Fairness: per-group outcome tables, the matched counterfactual pairs and results, the chosen metric and tolerance. Drift: the dated time series of the monitored metric, the intervention threshold, alert records, and the fresh-labelled-data snapshots. In both cases evidence is the reproducible, dated measurement — not an assertion that it was fine.

Q5: Why should a test summary report state open risks plainly rather than hide them?

Because regulators trust candour about residual risk, not its absence. A clear statement like “drift testing not yet established — conditional go-live recommended” is stronger than implying perfection. A hidden risk that later surfaces is far worse for the organisation than one disclosed and managed.

13 Interview Prep

Real questions asked in NZ QA interviews for AI-adjacent roles. Read the model answers, then practise your own version.

“A regulator asks how our AI system was tested. What do you need to be able to show them?”

Risk-based traceability, basically. For each significant AI risk in our register, I’d want to show which test cases covered it, at which test level, using which technique, when they ran and against which model version, and a pointer to the actual evidence — the per-group tables, drift series, or provenance records. Plus a test summary report that states coverage achieved and any open risks honestly. “The tests passed in Jira” doesn’t survive that conversation, because passed tickets with no risk linkage or technique tags don’t tell the regulator whether we tested the things that actually mattered.

“What’s the difference between requirements traceability and risk-based traceability, and why does AI need both?”

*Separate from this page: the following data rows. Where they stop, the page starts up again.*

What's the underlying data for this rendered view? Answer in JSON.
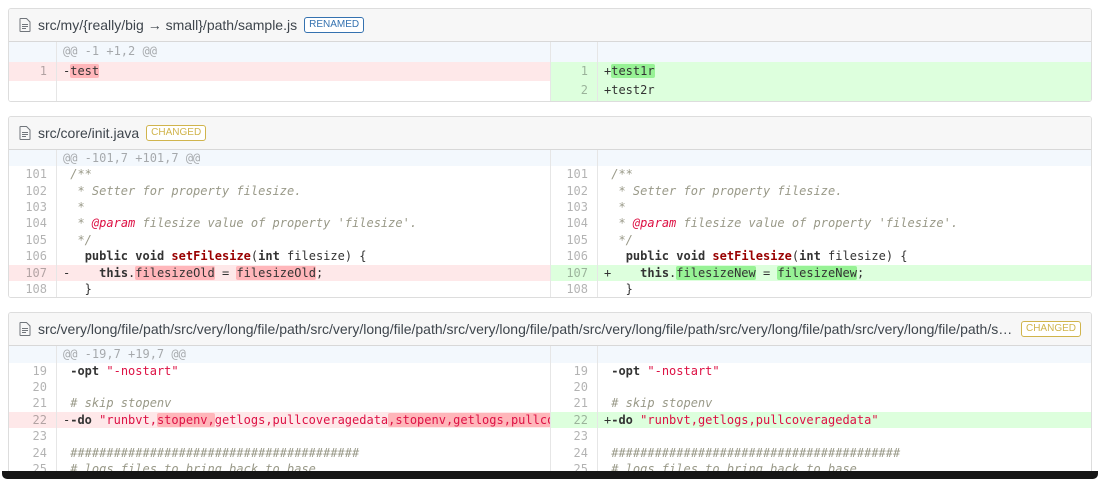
{
  "files": [
    {
      "name": "src/my/{really/big → small}/path/sample.js",
      "tag": {
        "label": "RENAMED",
        "color": "#3572b0"
      },
      "hunk": "@@ -1 +1,2 @@",
      "tall": true,
      "rows": [
        {
          "l": {
            "n": "1",
            "type": "del",
            "parts": [
              [
                "-",
                ""
              ],
              [
                "test",
                "x"
              ]
            ]
          },
          "r": {
            "n": "1",
            "type": "ins",
            "parts": [
              [
                "+",
                ""
              ],
              [
                "test1r",
                "g"
              ]
            ]
          }
        },
        {
          "l": {
            "type": "empty",
            "parts": []
          },
          "r": {
            "n": "2",
            "type": "ins",
            "parts": [
              [
                "+",
                ""
              ],
              [
                "test2r",
                ""
              ]
            ]
          }
        }
      ]
    },
    {
      "name": "src/core/init.java",
      "tag": {
        "label": "CHANGED",
        "color": "#d0b44c"
      },
      "hunk": "@@ -101,7 +101,7 @@",
      "tall": false,
      "rows": [
        {
          "b": {
            "n": "101",
            "type": "ctx",
            "parts": [
              [
                " ",
                ""
              ],
              [
                "/**",
                "c"
              ]
            ]
          }
        },
        {
          "b": {
            "n": "102",
            "type": "ctx",
            "parts": [
              [
                " ",
                ""
              ],
              [
                " * Setter for property filesize.",
                "c"
              ]
            ]
          }
        },
        {
          "b": {
            "n": "103",
            "type": "ctx",
            "parts": [
              [
                " ",
                ""
              ],
              [
                " *",
                "c"
              ]
            ]
          }
        },
        {
          "b": {
            "n": "104",
            "type": "ctx",
            "parts": [
              [
                " ",
                ""
              ],
              [
                " * ",
                "c"
              ],
              [
                "@param",
                "d"
              ],
              [
                " filesize value of property 'filesize'.",
                "c"
              ]
            ]
          }
        },
        {
          "b": {
            "n": "105",
            "type": "ctx",
            "parts": [
              [
                " ",
                ""
              ],
              [
                " */",
                "c"
              ]
            ]
          }
        },
        {
          "b": {
            "n": "106",
            "type": "ctx",
            "parts": [
              [
                " ",
                ""
              ],
              [
                "  ",
                ""
              ],
              [
                "public",
                "k"
              ],
              [
                " ",
                ""
              ],
              [
                "void",
                "k"
              ],
              [
                " ",
                ""
              ],
              [
                "setFilesize",
                "t"
              ],
              [
                "(",
                ""
              ],
              [
                "int",
                "k"
              ],
              [
                " filesize) {",
                ""
              ]
            ]
          }
        },
        {
          "l": {
            "n": "107",
            "type": "del",
            "parts": [
              [
                "-",
                ""
              ],
              [
                "    ",
                ""
              ],
              [
                "this",
                "k"
              ],
              [
                ".",
                ""
              ],
              [
                "filesizeOld",
                "x"
              ],
              [
                " = ",
                ""
              ],
              [
                "filesizeOld",
                "x"
              ],
              [
                ";",
                ""
              ]
            ]
          },
          "r": {
            "n": "107",
            "type": "ins",
            "parts": [
              [
                "+",
                ""
              ],
              [
                "    ",
                ""
              ],
              [
                "this",
                "k"
              ],
              [
                ".",
                ""
              ],
              [
                "filesizeNew",
                "g"
              ],
              [
                " = ",
                ""
              ],
              [
                "filesizeNew",
                "g"
              ],
              [
                ";",
                ""
              ]
            ]
          }
        },
        {
          "b": {
            "n": "108",
            "type": "ctx",
            "parts": [
              [
                " ",
                ""
              ],
              [
                "  }",
                ""
              ]
            ]
          }
        }
      ]
    },
    {
      "name": "src/very/long/file/path/src/very/long/file/path/src/very/long/file/path/src/very/long/file/path/src/very/long/file/path/src/very/long/file/path/src/very/long/file/path/src/very/long…",
      "tag": {
        "label": "CHANGED",
        "color": "#d0b44c"
      },
      "hunk": "@@ -19,7 +19,7 @@",
      "tall": false,
      "rows": [
        {
          "b": {
            "n": "19",
            "type": "ctx",
            "parts": [
              [
                " ",
                ""
              ],
              [
                "-opt",
                "k"
              ],
              [
                " ",
                ""
              ],
              [
                "\"-nostart\"",
                "s"
              ]
            ]
          }
        },
        {
          "b": {
            "n": "20",
            "type": "ctx",
            "parts": []
          }
        },
        {
          "b": {
            "n": "21",
            "type": "ctx",
            "parts": [
              [
                " ",
                ""
              ],
              [
                "# skip stopenv",
                "c"
              ]
            ]
          }
        },
        {
          "l": {
            "n": "22",
            "type": "del",
            "parts": [
              [
                "-",
                ""
              ],
              [
                "-do",
                "k"
              ],
              [
                " ",
                ""
              ],
              [
                "\"runbvt,",
                "s"
              ],
              [
                "stopenv,",
                "s x"
              ],
              [
                "getlogs,pullcoveragedata",
                "s"
              ],
              [
                ",stopenv,getlogs,pullcoveragedata",
                "s x"
              ],
              [
                "\"",
                "s"
              ]
            ]
          },
          "r": {
            "n": "22",
            "type": "ins",
            "parts": [
              [
                "+",
                ""
              ],
              [
                "-do",
                "k"
              ],
              [
                " ",
                ""
              ],
              [
                "\"runbvt,getlogs,pullcoveragedata\"",
                "s"
              ]
            ]
          }
        },
        {
          "b": {
            "n": "23",
            "type": "ctx",
            "parts": []
          }
        },
        {
          "b": {
            "n": "24",
            "type": "ctx",
            "parts": [
              [
                " ",
                ""
              ],
              [
                "########################################",
                "c"
              ]
            ]
          }
        },
        {
          "b": {
            "n": "25",
            "type": "ctx",
            "parts": [
              [
                " ",
                ""
              ],
              [
                "# logs files to bring back to base",
                "c"
              ]
            ]
          }
        }
      ]
    }
  ],
  "colors": {
    "del_line_bg": "#fee8e9",
    "del_word_bg": "#ffb6ba",
    "ins_line_bg": "#ddffdd",
    "ins_word_bg": "#97f295",
    "info_bg": "#f3f8fd",
    "renamed_badge": "#3572b0",
    "changed_badge": "#d0b44c"
  }
}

Requirements traceability links each test to a written requirement — that still matters. But many AI failures don’t break any requirement; they’re unmanaged risks. No requirement said “the model mustn’t under-perform for one region,” yet that’s a real failure. If I only trace to requirements, I can show 100% coverage while the most dangerous exposure is completely untested. So in AI work I trace each test case to the risk register as well, which is also exactly what an auditor asks for: which risks did your testing address?

“Our test report has no open risks listed — isn’t that a good thing?”

Usually it’s a red flag, not a good sign. Real AI testing almost always leaves some residual risk — drift monitoring still being set up, a group that’s under-represented, a metric that’s acceptable but not strong. A report with zero open risks usually means they weren’t looked for or weren’t disclosed. I’d rather state them plainly with a recommendation — like conditional go-live pending continuous validation — because regulators trust candour about residual risk. A hidden risk that surfaces later does far more damage than one we disclosed and managed.